Like I've been saying - we keep shoving these ideas inside of little boxes. That's what they are...feelings, impressions, pure colors that we have to apply numbers to in order to communicate. You could think of it has a series of 1's and 0's that are used to generate an image of a beautiful sunset. In order to convey that image, you have to break it down into an alternate medium that shares none of the beauty and none of the wonder. That's what language does.

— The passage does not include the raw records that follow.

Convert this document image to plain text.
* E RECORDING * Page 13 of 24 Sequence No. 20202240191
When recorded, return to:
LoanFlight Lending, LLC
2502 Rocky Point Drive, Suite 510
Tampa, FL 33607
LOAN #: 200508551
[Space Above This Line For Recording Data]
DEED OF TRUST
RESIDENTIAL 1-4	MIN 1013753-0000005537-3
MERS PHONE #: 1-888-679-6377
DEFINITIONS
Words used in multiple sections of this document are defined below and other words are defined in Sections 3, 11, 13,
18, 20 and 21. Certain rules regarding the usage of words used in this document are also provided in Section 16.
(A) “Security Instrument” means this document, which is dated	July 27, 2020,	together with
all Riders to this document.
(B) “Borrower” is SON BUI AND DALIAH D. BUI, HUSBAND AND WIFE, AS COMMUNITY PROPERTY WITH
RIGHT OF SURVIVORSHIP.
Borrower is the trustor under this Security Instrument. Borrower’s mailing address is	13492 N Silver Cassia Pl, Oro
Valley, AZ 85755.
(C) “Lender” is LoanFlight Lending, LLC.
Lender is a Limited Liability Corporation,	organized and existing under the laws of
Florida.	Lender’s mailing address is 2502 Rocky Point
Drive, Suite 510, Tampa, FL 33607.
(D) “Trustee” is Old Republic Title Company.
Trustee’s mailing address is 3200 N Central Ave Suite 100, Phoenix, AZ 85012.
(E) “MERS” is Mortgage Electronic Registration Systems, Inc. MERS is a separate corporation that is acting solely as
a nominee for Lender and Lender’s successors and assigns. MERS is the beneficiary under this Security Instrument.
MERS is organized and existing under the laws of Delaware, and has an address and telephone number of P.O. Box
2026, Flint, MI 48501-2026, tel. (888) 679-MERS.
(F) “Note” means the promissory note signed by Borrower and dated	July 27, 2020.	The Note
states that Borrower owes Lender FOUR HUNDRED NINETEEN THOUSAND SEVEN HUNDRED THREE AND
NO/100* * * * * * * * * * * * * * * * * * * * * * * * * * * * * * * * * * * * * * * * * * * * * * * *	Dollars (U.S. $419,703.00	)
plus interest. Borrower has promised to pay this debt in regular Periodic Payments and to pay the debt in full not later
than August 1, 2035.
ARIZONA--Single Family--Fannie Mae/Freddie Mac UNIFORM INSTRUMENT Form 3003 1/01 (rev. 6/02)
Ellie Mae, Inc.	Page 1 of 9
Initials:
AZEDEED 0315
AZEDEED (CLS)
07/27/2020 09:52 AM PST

And so, in order to convey these awesome ideas about enlightenment, we use different algorithms and different codes in order to translate what each of us is thinking and feeling. These values, these numbers and codes, mean something different to each of us, so they won't always translate the same. But once you apply the conversion formulas, you find out that this gallon equals those four quarts. And that's when you realize that even though we're all speaking a different language, so to speak, we're all talking about the same thing.

We use different shades of rough code to translate the same little chunk of imagination, the same explicit beauty. The Babylon conundrum, I guess you could call it. All explicit knowledge requires explicit translation, and all translation is imperfect.

edit on 18-2-2013 by AfterInfinity because: (no reason given)


Of course. That's also why it's so much fun to argue.